Depuis sa création il y a deux ans, la Ligue tchadienne des droits des femmes mène des campagnes de sensibilisation et prend en charge les femmes victimes de violences basées sur le genre (VBG). Bien que des progrès aient été faits, sa présidente, Dionrang Épiphanie, interpelle les autorités compétentes à appliquer les lois réprimant les VBG.

Cette année, quel état des lieux de votre lutte contre les violences faites aux femmes ?

Cette année, malgré les dénonciations, malgré que les femmes arrivent à briser le silence, on constate au quotidien qu’il y a assez de cas de violences qui leur sont faits. On a enregistré plusieurs cas de féminicide et de viols sur mineure. Nous sommes en train de travailler pour avoir une base de données exacte de ces cas. Que ça soit dans les zones reculées, ou à N’Djamena, on travaille au quotidien pour cela.

Où est-ce que les femmes subissent le plus souvent les cas de violences ?

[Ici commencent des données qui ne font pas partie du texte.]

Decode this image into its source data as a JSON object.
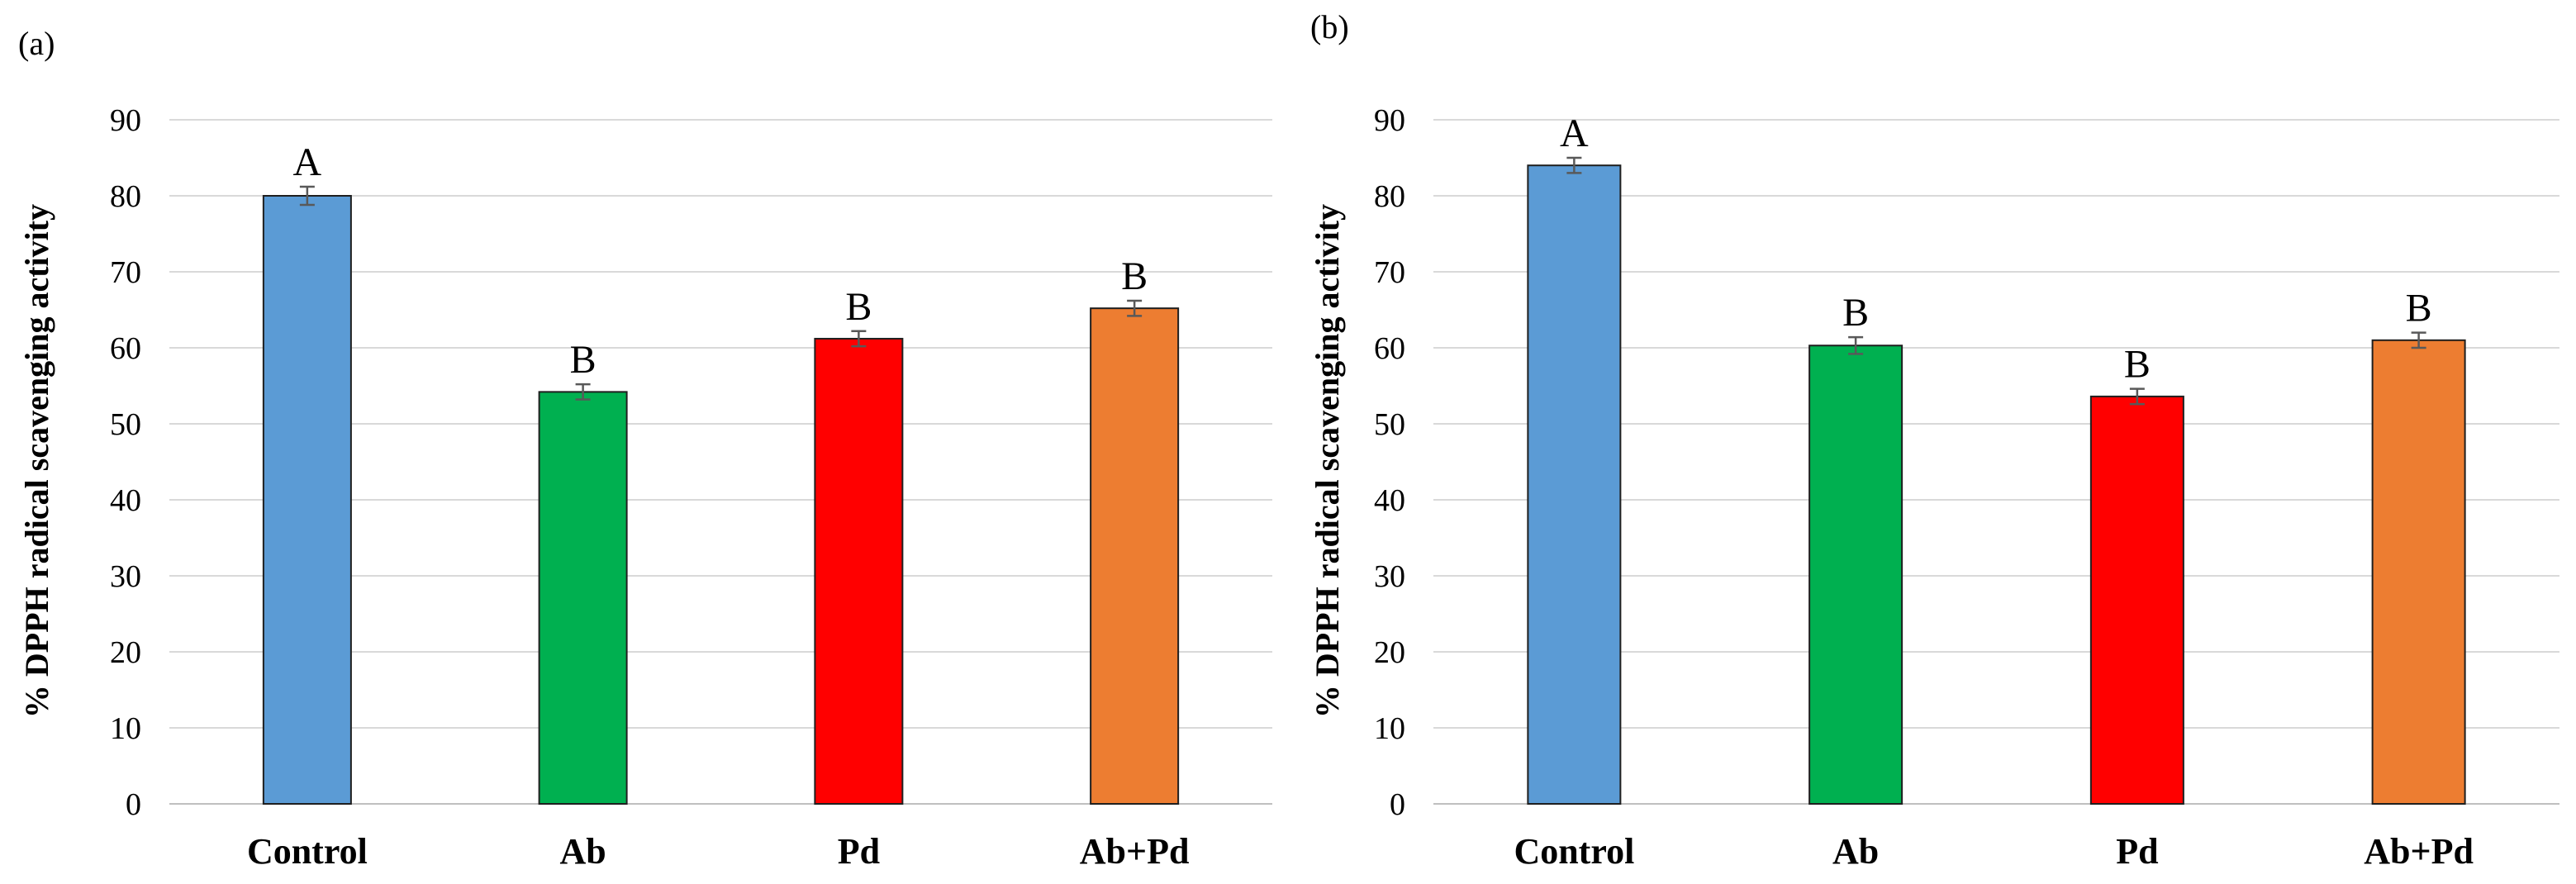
{
  "chart_data": [
    {
      "type": "bar",
      "panel_label": "(a)",
      "ylabel": "% DPPH radical scavenging activity",
      "xlabel": "",
      "ylim": [
        0,
        90
      ],
      "yticks": [
        0,
        10,
        20,
        30,
        40,
        50,
        60,
        70,
        80,
        90
      ],
      "grid": true,
      "categories": [
        "Control",
        "Ab",
        "Pd",
        "Ab+Pd"
      ],
      "values": [
        80,
        54.2,
        61.2,
        65.2
      ],
      "errors": [
        1.2,
        1.0,
        1.0,
        1.0
      ],
      "significance": [
        "A",
        "B",
        "B",
        "B"
      ],
      "colors": [
        "#5b9bd5",
        "#00b050",
        "#ff0000",
        "#ed7d31"
      ]
    },
    {
      "type": "bar",
      "panel_label": "(b)",
      "ylabel": "% DPPH radical scavenging activity",
      "xlabel": "",
      "ylim": [
        0,
        90
      ],
      "yticks": [
        0,
        10,
        20,
        30,
        40,
        50,
        60,
        70,
        80,
        90
      ],
      "grid": true,
      "categories": [
        "Control",
        "Ab",
        "Pd",
        "Ab+Pd"
      ],
      "values": [
        84,
        60.3,
        53.6,
        61
      ],
      "errors": [
        1.0,
        1.1,
        1.0,
        1.0
      ],
      "significance": [
        "A",
        "B",
        "B",
        "B"
      ],
      "colors": [
        "#5b9bd5",
        "#00b050",
        "#ff0000",
        "#ed7d31"
      ]
    }
  ]
}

Beaucoup plus, ce sont des violences conjugales : les coups. Et aussi les cas de viols sur les mineurs. Ça peut être un voisin, un oncle. Il y a des jours où on rencontre trois à quatre cas. Il y en a où on rencontre plus de cinq cas uniquement à N’Djamena. C’est vraiment malheureux !

Peut-on avoir un chiffre sur ces cas ?

Non. Pas pour le moment. Nous avons un responsable plaidoyer qui y travaille pour nous faire sortir en fin d’année, tous les cas qu’on a eus.

Est-ce un pas, le fait que les femmes victimes des VBG brisent le silence ?

De ce côté, je crois que la situation évolue bien. Parce qu’il y a un moment où les femmes n’arrivaient pas à parler. Elles subissaient les violences sans en parler. Mais, de nos jours, on arrive à voir des femmes qui dénoncent et c’est encourageant. Même si au niveau de la justice, il reste le problème d’impunité des auteurs. Au niveau de la justice, rien n’est clair. Les lois ne sont pas appliquées.

Selon vous, pourquoi la justice n’est pas rendue aux victimes ?

Nous vivons dans un État compliqué. La base même est détruite. Même quand les gens manifestent, il y a assez de représailles. Au niveau de la justice, on a eu plusieurs cas où on a porté plainte. Mais, soit les bourreaux ont été arrêtés et un ou deux mois après, on les relâche. Soit parce qu’il y a des familles qui se découragent ou préfèrent des règlements à l’amiable. Parce qu’elles sont pauvres. Même pour constituer un dossier afin de porter plainte, il faut 50 mille. Imaginez une famille qui n’a pas cet argent ?

Quelles autres difficultés rencontrez-vous ?

Dans tout, il y a des obstacles. On peut pas dire qu’on est soutenu à 100%. Il y a beaucoup de gens qui ne comprennent pas ce que c’est qu’une violence. Nous vivons dans une société patriarcale où on pense que c’est normal ce que les femmes vivent. Faire changer les mentalités, c’est difficile. Il faut aussi que les femmes puissent être conscientes de cette situation. Certaines sont ignorantes. Il faut continuer à faire des témoignages. Il y a le numéro vert ( 1231) qui est là.

Comment les victimes sont-elles prises en charge ?

Il y a une prise en charge holistique ( psycho-social, médical, juridique) des victimes. Toutes les femmes défavorisées peuvent avoir cette prise en charge. On a un refuge qui est là et peut contenir les gens qui sont en danger pendant 48 h.

Un plaidoyer à faire ?

J’invite tout le monde à prendre au sérieux la question de la femme. Directement ou indirectement, tout le monde subit des violences. Tout ce que nous faisons, c’est pour avoir une société meilleure pour tous.